Observability & Logging
- Stand up Prometheus + Alertmanager + Grafana for metrics and dashboards.
- Deploy Jaeger (or OpenTelemetry Collector Jaeger) for distributed tracing.
- Implement EFK (Elasticsearch/Fluentd/Kibana) or VictoriaMetrics Logs (e.g., VictoriaLogs/Loki alternative) with retention and index strategy.
Automation & IaC
- Create idempotent scripts and/or Pulumi stacks for cluster bootstrap, app provisioning, and infra config.
- Develop Ansible roles/playbooks for OS hardening, package prep, and repeatable node bringup.
Security & Compliance
- Enforce network policies, RBAC/ABAC, PodSecurity/PSA, image signing/scanning, registry policies.
- Integrate Keycloak for SSO into Rancher, Grafana, and app workloads.
- Establish backup, DR, and secrets management standards (Vault policies, transit encryption).
Documentation & Handover
- Produce as-built documentation, runbooks, troubleshooting guides, and DR procedures.

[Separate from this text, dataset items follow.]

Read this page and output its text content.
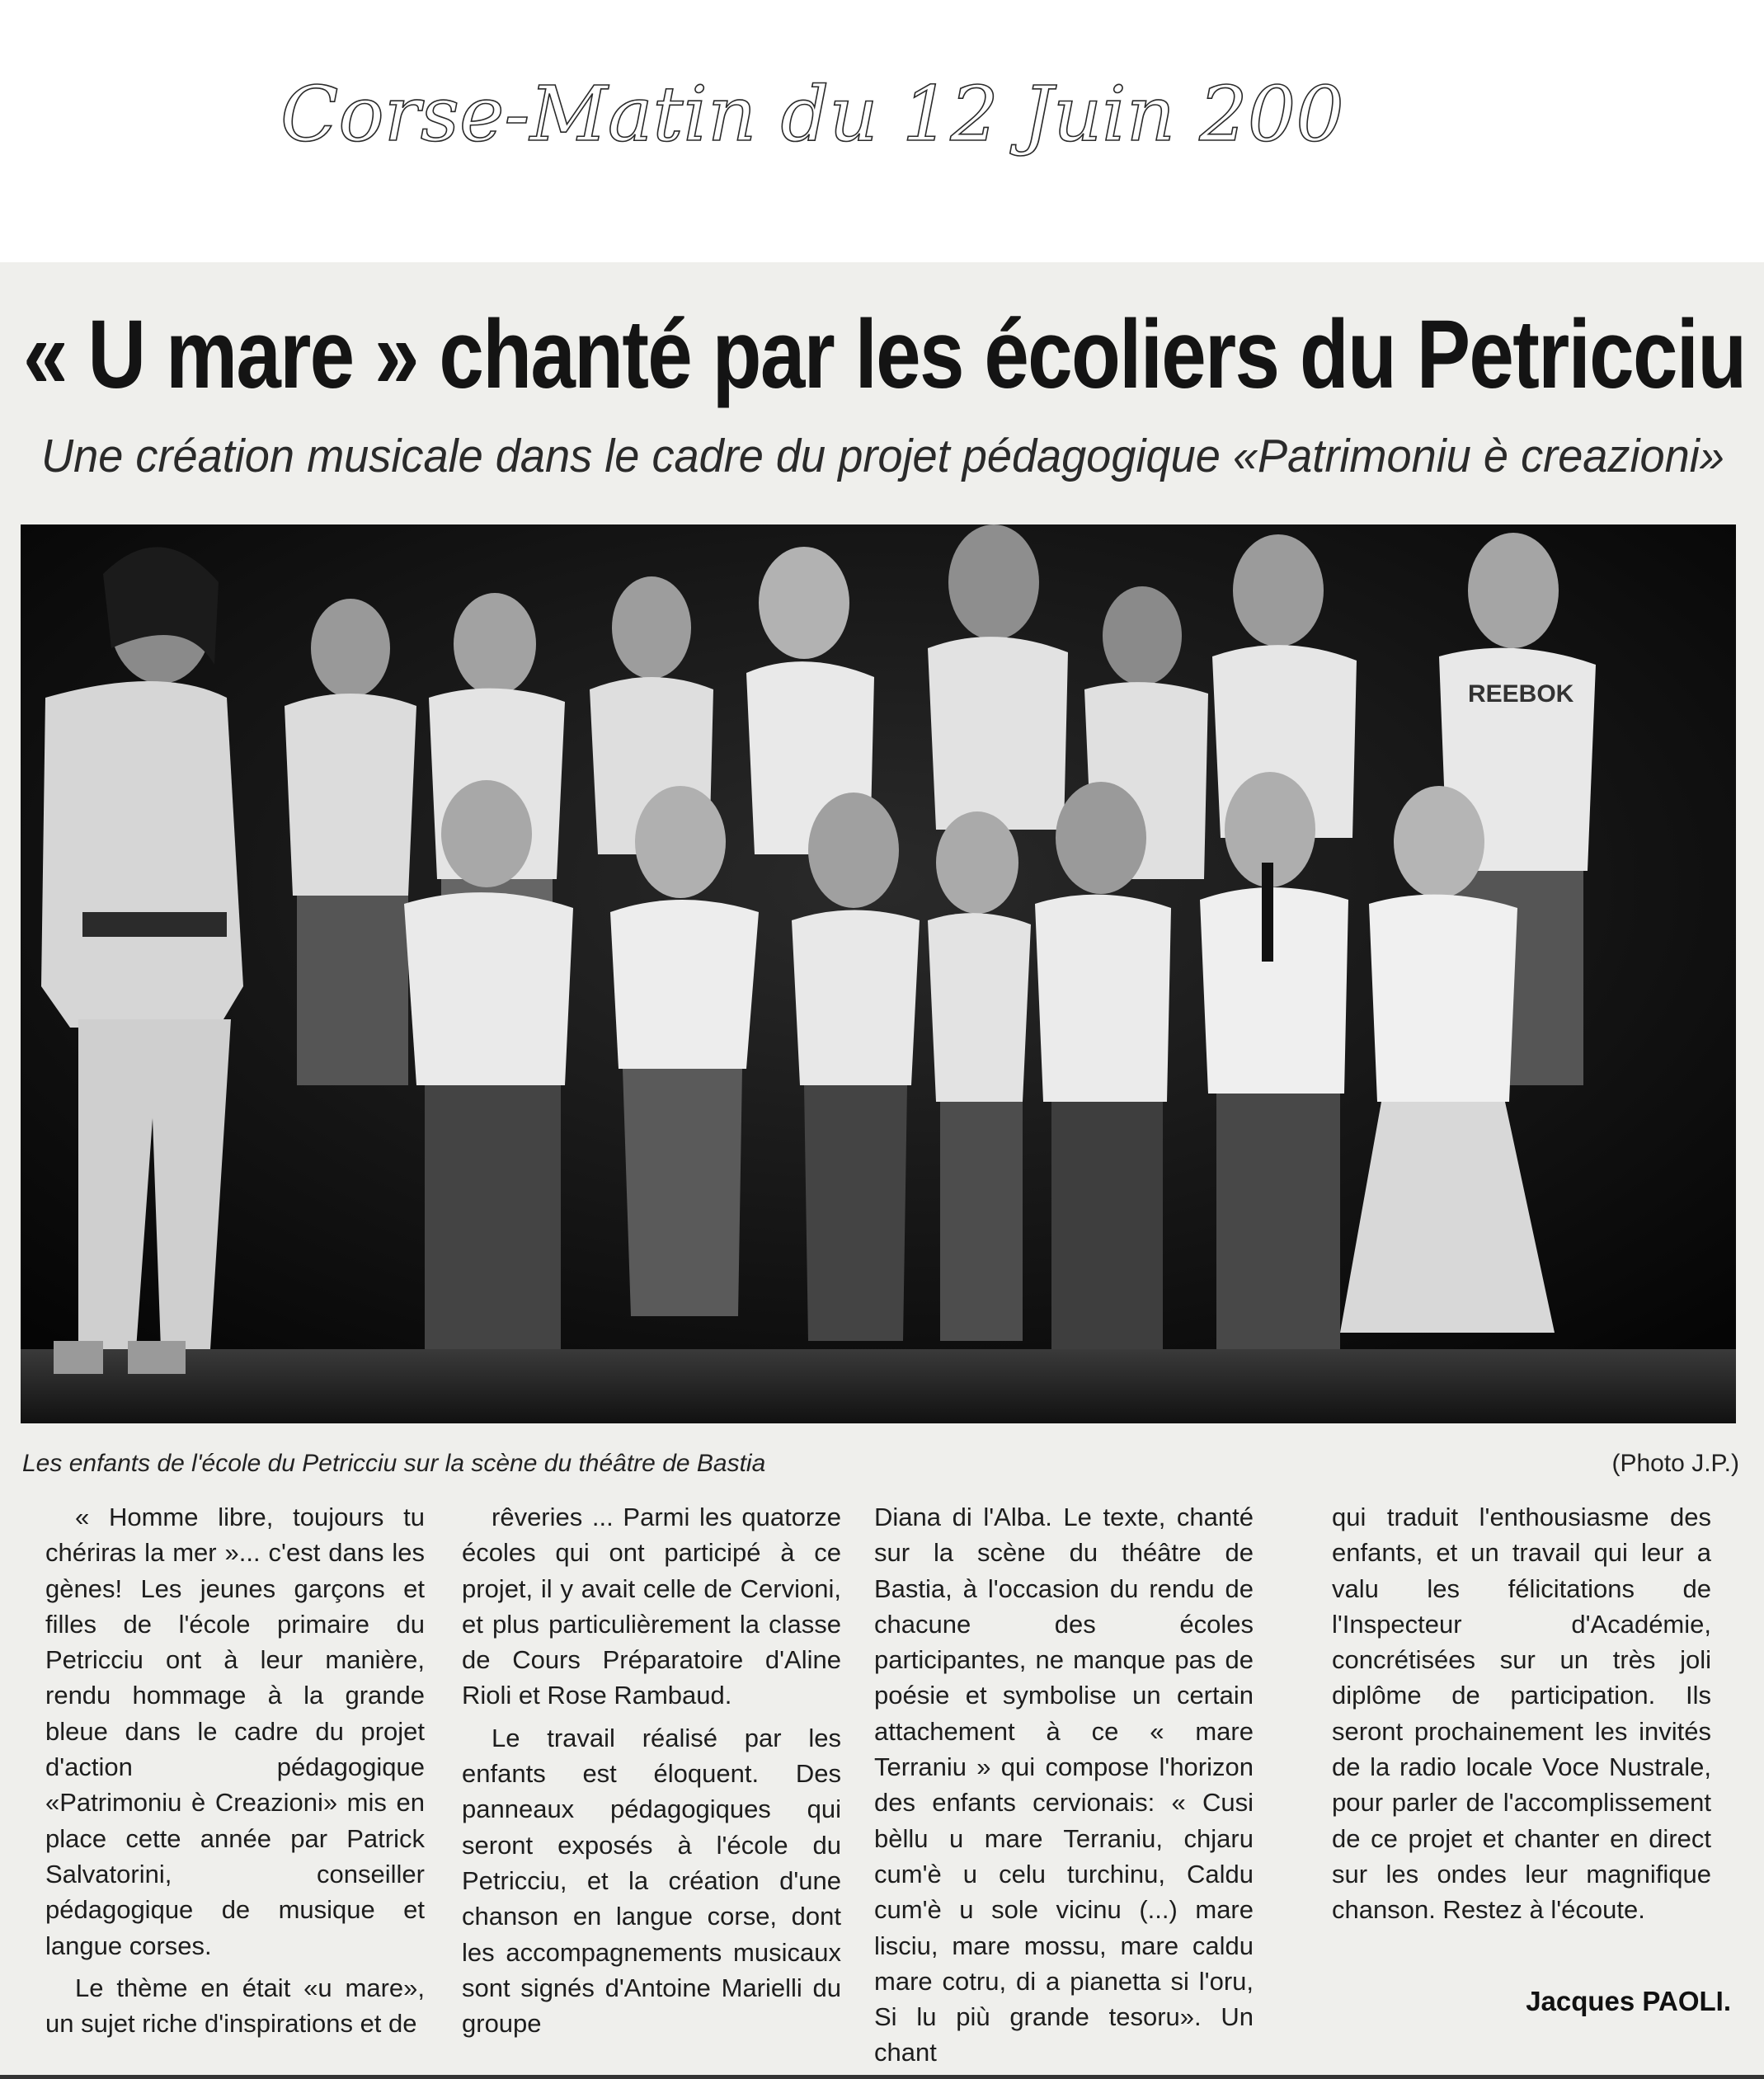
Corse-Matin du 12 Juin 2005
« U mare » chanté par les écoliers du Petricciu
Une création musicale dans le cadre du projet pédagogique «Patrimoniu è creazioni»
REEBOK
Les enfants de l'école du Petricciu sur la scène du théâtre de Bastia	(Photo J.P.)

« Homme libre, toujours tu chériras la mer »... c'est dans les gènes! Les jeunes garçons et filles de l'école primaire du Petricciu ont à leur manière, rendu hommage à la grande bleue dans le cadre du projet d'action pédagogique «Patrimoniu è Creazioni» mis en place cette année par Patrick Salvatorini, conseiller pédagogique de musique et langue corses.

Le thème en était «u mare», un sujet riche d'inspirations et de

rêveries ... Parmi les quatorze écoles qui ont participé à ce projet, il y avait celle de Cervioni, et plus particulièrement la classe de Cours Préparatoire d'Aline Rioli et Rose Rambaud.

Le travail réalisé par les enfants est éloquent. Des panneaux pédagogiques qui seront exposés à l'école du Petricciu, et la création d'une chanson en langue corse, dont les accompagnements musicaux sont signés d'Antoine Marielli du groupe

Diana di l'Alba. Le texte, chanté sur la scène du théâtre de Bastia, à l'occasion du rendu de chacune des écoles participantes, ne manque pas de poésie et symbolise un certain attachement à ce « mare Terraniu » qui compose l'horizon des enfants cervionais: « Cusi bèllu u mare Terraniu, chjaru cum'è u celu turchinu, Caldu cum'è u sole vicinu (...) mare lisciu, mare mossu, mare caldu mare cotru, di a pianetta si l'oru, Si lu più grande tesoru». Un chant

qui traduit l'enthousiasme des enfants, et un travail qui leur a valu les félicitations de l'Inspecteur d'Académie, concrétisées sur un très joli diplôme de participation. Ils seront prochainement les invités de la radio locale Voce Nustrale, pour parler de l'accomplissement de ce projet et chanter en direct sur les ondes leur magnifique chanson. Restez à l'écoute.

Jacques PAOLI.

- Conduct knowledge transfer sessions and tabletop failover tests with the team.
Required Qualifications
- 10+ years DevOps/SRE with production Kubernetes (Rancher experience required).
- Strong with Kubernetes Operators, Helm, ingress controllers.
- Proven deployments of PostgreSQL, Kafka, Redis, Vault, Keycloak on K8s.
- Fortinet load balancers (highly desirable) or F5 experience in production.
- Pulumi (preferred) and Ansible for IaC and configuration.
- Monitoring stack: Grafana, Prometheus, Alertmanager, Jaeger; EFK or Victoria Logs.
- Bash proficiency and at least one high-level language (Go or Python).
- HA/DR design on bare metal, including storage/CNI selection and tuning.
- Excellent documentation and team enablement skills.